Another record! The coldest March for 50 years! It's nearly a year since the UK's drought warning and it hasn't stopped raining since. Let's hope Easter brings a change!
Earlier this week, my colleague Professor Munther Khamashta excitedly showed me a report taken from a recent American Academy of Neurology meeting. The headline was "migraines linked to heart attacks and blood clots". The study involved 27,860 women and showed that women with migraine (with aura) had a higher risk of thrombosis including heart attacks and strokes.
The authors had not measured aPL (antiphospholipid antibodies) but all readers of this monthly 'blog' will know that the link is clear. For years we have been publishing articles suggesting that Hughes syndrome is almost certainly the link between migraine and stroke - a potentially treatable and preventable link!

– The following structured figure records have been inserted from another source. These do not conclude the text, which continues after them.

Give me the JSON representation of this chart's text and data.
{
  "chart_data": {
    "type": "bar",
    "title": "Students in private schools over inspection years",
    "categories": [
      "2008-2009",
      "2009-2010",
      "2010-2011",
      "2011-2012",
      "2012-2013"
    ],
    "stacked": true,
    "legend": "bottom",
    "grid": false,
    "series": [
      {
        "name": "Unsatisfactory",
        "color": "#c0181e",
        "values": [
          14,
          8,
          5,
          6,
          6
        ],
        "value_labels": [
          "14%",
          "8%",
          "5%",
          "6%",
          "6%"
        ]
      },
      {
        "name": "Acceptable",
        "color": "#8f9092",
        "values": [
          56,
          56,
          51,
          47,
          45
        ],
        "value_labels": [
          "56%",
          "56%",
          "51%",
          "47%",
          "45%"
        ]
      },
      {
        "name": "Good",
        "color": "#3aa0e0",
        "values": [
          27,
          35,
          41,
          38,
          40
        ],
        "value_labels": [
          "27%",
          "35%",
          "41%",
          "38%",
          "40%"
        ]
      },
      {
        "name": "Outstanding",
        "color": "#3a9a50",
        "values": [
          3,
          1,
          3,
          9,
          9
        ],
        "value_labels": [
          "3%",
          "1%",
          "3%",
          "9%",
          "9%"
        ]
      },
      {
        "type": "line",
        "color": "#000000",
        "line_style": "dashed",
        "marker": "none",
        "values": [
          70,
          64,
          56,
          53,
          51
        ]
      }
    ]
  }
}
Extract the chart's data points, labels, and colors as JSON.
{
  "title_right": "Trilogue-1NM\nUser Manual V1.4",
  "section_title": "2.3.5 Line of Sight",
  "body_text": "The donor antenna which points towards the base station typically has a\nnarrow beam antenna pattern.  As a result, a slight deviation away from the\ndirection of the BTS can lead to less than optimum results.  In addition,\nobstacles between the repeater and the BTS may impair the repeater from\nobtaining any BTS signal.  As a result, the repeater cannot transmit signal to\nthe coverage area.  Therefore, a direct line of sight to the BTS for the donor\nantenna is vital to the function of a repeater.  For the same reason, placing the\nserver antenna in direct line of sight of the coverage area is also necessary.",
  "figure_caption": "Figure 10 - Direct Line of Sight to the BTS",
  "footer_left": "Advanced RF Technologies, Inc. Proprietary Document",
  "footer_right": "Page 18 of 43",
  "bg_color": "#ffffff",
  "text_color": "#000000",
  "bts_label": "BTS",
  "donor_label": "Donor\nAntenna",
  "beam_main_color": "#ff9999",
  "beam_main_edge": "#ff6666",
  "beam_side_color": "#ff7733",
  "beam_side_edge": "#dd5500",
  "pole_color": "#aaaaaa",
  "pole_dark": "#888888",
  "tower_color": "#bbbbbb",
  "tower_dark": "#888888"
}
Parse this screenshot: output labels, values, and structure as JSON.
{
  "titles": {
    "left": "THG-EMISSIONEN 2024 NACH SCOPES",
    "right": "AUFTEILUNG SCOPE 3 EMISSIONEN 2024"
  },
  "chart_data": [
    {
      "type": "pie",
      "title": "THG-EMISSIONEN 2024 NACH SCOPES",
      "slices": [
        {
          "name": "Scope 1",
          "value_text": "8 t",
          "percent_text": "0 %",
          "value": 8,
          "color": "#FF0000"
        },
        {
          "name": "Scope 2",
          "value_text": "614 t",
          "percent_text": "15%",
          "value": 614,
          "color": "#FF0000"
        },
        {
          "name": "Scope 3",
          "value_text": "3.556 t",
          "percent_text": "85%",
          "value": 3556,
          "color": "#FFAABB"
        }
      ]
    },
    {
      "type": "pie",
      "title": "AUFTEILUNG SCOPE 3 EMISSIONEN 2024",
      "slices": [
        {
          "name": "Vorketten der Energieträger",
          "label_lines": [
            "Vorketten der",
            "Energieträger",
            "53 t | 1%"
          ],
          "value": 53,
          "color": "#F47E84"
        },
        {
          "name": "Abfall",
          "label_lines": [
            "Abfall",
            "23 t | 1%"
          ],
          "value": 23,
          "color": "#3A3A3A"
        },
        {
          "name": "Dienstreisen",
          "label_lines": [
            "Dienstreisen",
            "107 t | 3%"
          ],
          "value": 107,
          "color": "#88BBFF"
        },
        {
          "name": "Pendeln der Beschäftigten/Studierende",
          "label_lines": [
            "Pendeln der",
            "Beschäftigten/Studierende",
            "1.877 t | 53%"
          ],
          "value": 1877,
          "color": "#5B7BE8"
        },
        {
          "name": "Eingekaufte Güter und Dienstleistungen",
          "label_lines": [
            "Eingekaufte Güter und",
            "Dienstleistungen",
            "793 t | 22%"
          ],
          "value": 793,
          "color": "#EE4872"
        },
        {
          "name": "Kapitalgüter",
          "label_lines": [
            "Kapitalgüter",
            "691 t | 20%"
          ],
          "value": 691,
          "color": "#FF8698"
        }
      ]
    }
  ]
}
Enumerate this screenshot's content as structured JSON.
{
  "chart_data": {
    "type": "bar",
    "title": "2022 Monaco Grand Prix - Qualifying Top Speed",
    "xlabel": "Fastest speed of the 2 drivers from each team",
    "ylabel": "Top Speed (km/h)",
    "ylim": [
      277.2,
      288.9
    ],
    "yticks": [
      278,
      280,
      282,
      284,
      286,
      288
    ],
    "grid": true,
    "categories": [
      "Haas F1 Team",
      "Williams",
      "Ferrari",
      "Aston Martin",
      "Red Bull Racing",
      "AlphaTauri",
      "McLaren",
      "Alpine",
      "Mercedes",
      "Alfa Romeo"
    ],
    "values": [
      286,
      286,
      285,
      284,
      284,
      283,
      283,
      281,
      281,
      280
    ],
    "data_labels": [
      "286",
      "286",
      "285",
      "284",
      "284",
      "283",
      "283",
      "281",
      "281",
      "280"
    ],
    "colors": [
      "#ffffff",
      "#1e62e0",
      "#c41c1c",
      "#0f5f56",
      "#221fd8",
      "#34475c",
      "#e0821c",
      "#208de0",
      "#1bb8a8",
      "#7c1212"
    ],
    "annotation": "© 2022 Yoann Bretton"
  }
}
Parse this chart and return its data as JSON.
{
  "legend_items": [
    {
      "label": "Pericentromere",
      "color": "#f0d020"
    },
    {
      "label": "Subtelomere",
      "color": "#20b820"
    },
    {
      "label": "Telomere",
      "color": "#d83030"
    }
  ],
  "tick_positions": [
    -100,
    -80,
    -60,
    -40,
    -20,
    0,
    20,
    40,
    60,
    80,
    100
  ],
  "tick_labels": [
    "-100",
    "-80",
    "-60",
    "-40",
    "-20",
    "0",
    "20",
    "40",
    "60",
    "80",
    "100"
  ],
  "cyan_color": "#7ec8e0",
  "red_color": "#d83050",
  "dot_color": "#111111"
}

Easter tends to signal the start of the lecture season and this year is no exception. Coming up we have a number of GP meetings here in London Bridge Hospital. We also have the world lupus meeting in Buenos Aires next month. I won't be going but three of our team from the London Lupus Centre will be there. Just a reminder: our annual Hughes Syndrome Foundation Patients' Day meeting is at St Thomas' Hospital on Wednesday 15th May (for details please visit: hughes-syndrome.org/get-inv....
Patient of the Month
Hughes syndrome is capable of affecting every organ of the body. Some features - pregnancy loss, brain involvement - are well recognised. Others are less so. For example, the gut.
Mr. P.T., a 56 year old office worker, was referred by Professor David Silk - a good friend and an eminent gastroenterologist. Professor Silk had, over the past several years, referred a number of patients to me with bowel problems (particularly constipation and abdominal discomfort) in whom he and his colleagues had demonstrated "neuropathy" - a malfunctioning of the nerves supplying, in this case, the gut.
Interestingly, we found that a number of their patients also had features of an associated auto-immune disease - most commonly Sjogrens syndrome (an overactive immune syndrome, leading to fatigue, aches and pains), and sometimes other 'auto-immune' problems including thyroid problems and Hughes syndrome.
Mr. P.T. was found to have positive antinuclear antibodies (ANA), but negative antiphospholipid tests. He did, however, have features of Sjogrens syndrome, and suffered from frequent migraines, one of the hallmarks of Hughes syndrome. He also had a sister with Hughes syndrome.
Normally, I would have considered a trial of low dose aspirin, but Mr. P.T. had once suffered indigestion on (a higher dose of) aspirin. The alternative was clopidogrel (Plavix), a medicine similar to aspirin in its beneficial effects on 'sticky' platelets.
Eight weeks later, Mr. P.T. returned for follow-up. "Hard to believe". Almost complete improvement in the bowel symptoms.
Is this just a fluke? Time will tell - both for the patient and for those of us studying and trying to help our patients.
If indeed it does prove to be a genuine effect, my best guess is that it is secondary to an improvement in blood flow to the gut - and to its vital nerve supply.